Roy Batty (Blade Runner, 1982)
Who’s the real hero of Blade Runner? Is it Rick Deckard (Harrison Ford), a police officer charged with “retiring” the indistinguishable-from-humans Replicants? Or Roy Batty (Rutger Hauer), the leader of a band of Replicants trying to escape servitude and maybe extend their soon-to-expire lives? By the time the film arrives at Roy’s “tears in the rain” monologue, Batty’s mission has started to look like nothing less than a search for meaning itself, making it not even much of a question anymore. (That Rick might himself by a Replicant selling out his own kind, however unwittingly, adds an extra layer of irony to his pursuit.)
Jabba the Hutt (Return of the Jedi, 1983)
True, you have to be a closet fascist to see the Empire’s point-of-view, but what about Jabba the Hutt’s? He hired Han Solo (Harrison Ford) to do a job he didn’t complete and wants nothing more than to collect on the debt he’s owed. Yes, he’s a ruthless gangster with a habit of feeding those who displease him to the Rancor but, ladies and gentlemen of the jury, is that relevant to this case? Freezing Han and using him as a well fixture might seem like cruel and unusual punishment, but there’s no disputing Jabba’s owed something.
Pinhead/Various Cenobites (the Hellraiser film series) and Gozer the Gozerian (Ghostbusters, 1984)

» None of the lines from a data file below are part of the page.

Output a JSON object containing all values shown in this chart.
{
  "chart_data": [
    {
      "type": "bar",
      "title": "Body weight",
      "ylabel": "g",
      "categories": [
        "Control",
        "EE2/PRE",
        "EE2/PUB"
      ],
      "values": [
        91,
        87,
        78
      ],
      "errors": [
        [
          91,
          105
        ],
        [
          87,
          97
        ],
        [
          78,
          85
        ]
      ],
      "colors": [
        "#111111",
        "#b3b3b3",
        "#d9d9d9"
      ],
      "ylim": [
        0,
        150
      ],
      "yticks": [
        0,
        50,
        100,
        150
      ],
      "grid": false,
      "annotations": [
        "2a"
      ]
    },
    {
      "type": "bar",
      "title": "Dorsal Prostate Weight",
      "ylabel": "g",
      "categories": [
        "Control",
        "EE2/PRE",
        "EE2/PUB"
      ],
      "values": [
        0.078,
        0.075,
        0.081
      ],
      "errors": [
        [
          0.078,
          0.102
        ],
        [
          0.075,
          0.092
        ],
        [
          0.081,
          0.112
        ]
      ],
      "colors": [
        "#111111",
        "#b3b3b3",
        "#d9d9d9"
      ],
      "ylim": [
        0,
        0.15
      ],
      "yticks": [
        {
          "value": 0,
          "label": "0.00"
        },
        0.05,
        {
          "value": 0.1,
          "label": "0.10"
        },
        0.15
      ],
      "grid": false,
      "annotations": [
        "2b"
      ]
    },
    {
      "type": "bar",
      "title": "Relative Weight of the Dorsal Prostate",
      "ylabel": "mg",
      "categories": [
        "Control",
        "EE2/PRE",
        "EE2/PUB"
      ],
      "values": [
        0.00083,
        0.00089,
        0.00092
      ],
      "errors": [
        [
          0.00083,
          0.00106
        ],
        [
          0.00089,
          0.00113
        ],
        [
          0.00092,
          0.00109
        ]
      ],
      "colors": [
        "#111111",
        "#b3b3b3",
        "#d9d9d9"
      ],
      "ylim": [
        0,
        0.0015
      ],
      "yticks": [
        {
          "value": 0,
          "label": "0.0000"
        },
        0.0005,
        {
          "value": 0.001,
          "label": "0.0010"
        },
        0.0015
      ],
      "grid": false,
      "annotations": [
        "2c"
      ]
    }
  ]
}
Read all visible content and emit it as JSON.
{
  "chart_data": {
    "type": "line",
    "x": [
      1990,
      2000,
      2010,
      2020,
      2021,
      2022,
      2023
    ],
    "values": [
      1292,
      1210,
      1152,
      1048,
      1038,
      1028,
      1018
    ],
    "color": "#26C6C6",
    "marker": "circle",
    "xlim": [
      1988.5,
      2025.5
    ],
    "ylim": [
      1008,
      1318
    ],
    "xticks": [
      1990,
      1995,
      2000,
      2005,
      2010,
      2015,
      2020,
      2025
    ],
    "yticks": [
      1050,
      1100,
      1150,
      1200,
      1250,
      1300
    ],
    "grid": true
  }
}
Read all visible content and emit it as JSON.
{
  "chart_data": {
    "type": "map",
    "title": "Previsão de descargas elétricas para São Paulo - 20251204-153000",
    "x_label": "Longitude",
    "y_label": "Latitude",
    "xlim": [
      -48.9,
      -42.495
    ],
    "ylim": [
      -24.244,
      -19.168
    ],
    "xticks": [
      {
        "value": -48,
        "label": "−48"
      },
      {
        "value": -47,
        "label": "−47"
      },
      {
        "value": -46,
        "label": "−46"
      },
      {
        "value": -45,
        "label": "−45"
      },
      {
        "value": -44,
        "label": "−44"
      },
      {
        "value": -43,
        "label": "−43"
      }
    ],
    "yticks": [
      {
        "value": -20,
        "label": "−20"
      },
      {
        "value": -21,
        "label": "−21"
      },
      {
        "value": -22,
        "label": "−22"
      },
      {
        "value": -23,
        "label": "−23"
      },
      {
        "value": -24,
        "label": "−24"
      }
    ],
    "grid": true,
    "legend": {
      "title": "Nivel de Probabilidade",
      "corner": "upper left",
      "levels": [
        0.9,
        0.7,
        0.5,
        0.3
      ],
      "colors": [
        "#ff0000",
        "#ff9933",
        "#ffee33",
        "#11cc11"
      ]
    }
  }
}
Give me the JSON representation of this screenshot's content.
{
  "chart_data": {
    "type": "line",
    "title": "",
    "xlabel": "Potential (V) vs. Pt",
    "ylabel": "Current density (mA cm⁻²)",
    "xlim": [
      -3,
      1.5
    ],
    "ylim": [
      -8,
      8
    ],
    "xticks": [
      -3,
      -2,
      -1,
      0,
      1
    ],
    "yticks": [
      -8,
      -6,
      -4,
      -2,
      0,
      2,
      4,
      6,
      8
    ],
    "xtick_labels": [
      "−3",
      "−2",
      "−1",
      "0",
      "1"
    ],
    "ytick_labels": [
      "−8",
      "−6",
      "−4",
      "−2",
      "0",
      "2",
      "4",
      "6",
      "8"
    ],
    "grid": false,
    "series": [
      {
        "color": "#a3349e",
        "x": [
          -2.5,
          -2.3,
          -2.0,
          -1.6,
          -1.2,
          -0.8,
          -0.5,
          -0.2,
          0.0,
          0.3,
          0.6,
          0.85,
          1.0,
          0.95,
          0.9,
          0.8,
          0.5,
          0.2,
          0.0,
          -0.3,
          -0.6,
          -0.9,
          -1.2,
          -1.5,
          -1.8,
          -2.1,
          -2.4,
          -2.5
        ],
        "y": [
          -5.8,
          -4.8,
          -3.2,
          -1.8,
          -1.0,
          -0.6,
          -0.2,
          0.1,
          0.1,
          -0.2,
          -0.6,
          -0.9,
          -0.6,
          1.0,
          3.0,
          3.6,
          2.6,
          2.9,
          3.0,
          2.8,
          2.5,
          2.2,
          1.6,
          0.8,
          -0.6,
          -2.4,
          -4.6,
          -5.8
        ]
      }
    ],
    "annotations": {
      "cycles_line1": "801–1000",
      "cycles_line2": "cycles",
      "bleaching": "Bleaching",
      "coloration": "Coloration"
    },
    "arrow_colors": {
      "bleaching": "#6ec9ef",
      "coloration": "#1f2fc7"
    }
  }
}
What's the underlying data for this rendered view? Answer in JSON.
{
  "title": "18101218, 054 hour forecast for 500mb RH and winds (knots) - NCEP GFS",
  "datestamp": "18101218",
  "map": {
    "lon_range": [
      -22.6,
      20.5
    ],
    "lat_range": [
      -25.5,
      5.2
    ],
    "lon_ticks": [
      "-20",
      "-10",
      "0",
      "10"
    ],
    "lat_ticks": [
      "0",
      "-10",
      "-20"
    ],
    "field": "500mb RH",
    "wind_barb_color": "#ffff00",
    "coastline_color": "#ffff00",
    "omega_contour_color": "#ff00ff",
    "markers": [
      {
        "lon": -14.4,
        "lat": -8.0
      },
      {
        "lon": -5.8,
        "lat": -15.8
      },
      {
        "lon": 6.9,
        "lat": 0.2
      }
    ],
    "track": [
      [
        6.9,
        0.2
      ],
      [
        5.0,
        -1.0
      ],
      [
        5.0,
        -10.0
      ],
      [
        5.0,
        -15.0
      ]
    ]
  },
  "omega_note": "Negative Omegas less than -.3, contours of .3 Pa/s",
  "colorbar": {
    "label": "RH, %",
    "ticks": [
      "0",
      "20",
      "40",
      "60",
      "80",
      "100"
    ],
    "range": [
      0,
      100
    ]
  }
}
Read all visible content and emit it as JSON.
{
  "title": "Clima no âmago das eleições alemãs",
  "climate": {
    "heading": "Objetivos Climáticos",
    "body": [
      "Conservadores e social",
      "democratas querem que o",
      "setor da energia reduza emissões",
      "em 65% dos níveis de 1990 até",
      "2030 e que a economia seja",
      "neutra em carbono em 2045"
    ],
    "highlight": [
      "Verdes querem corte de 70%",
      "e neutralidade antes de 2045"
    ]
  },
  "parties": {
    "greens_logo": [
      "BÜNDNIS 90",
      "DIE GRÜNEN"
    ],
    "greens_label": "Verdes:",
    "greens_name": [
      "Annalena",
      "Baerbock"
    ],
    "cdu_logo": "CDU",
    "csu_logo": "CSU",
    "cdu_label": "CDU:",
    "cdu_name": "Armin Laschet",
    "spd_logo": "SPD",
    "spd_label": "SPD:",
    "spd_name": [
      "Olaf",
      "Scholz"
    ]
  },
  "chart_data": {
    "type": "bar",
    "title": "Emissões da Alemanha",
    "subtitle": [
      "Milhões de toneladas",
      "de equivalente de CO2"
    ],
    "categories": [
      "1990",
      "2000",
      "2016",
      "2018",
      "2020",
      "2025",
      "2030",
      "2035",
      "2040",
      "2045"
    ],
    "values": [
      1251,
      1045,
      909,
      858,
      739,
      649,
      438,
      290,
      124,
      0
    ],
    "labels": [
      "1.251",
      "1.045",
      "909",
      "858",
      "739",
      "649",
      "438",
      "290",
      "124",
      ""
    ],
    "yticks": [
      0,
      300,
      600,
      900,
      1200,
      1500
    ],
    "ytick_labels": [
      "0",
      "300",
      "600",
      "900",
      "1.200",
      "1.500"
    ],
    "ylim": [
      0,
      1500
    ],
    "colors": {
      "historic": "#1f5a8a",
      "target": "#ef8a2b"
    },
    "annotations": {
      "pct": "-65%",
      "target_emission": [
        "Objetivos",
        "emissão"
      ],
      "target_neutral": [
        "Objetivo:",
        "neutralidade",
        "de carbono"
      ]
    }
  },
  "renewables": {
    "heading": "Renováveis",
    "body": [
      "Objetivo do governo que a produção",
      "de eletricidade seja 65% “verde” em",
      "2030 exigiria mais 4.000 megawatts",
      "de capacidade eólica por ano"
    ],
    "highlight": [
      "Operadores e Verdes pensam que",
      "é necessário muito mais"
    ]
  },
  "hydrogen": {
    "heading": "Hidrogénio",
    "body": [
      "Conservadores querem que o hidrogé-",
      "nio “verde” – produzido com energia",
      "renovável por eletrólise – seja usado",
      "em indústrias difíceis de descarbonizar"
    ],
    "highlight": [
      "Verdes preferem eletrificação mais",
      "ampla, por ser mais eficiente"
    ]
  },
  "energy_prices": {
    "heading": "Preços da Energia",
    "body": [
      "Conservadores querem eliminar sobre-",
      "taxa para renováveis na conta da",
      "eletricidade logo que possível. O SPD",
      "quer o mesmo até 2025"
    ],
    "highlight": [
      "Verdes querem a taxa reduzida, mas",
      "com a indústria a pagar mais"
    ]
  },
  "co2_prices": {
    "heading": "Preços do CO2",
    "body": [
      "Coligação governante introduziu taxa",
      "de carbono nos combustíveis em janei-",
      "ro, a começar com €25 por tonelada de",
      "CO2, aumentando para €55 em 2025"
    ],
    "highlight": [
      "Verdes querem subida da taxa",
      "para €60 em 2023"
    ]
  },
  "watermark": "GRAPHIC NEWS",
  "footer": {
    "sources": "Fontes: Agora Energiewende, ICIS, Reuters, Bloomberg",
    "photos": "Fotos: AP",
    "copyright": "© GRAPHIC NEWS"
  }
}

Here’s the thing about sadomasochistic extra-dimensional sex demons and obscure Mesopotamian spirits who return to Earth after millennia of slumber: If you summon them, you should be prepared to deal with the consequences. True, both have a habit of taking out innocent victims or, in the case of Gozer, attempting to destroy whole bustling metropolises. But they’re just doing what they do and to expect anything else is kind of foolish.
Asami Yamazaki (Audition, 1999)
There’s really no way to talk about why Asami Yamazaki (Eihi Shiina) ends up feeling more sympathetic than Shigeharu Aoyama (Ryo Ishibashi), the lonely widower who woos her in Takashi Miike’s shocker. Suffice it to say that, yes, Shigeharu uncovers evidence that Asami trails destruction in her wake. But his own behavior, starting with the phony film audition he uses to interview prospective brides, suggests that destruction might not be entirely misplaced. (See also Gone Girl, for reasons also best left unspoiled.)
Godzilla (Various Godzilla movies, 1954 to present)
You mess around with the building blocks of creation, you risk being wiped out by forces beyond your control. That’s the metaphor at the heart of the original Godzilla film, made in Japan less than a decade after the country saw the worst the atomic age had to offer via the bombing of Hiroshima and Nagasaki. We’re lucky the big guy changed his mind and decided to stick up for humanity in (most of) the subsequent movies. Whether we really deserve it remains unclear.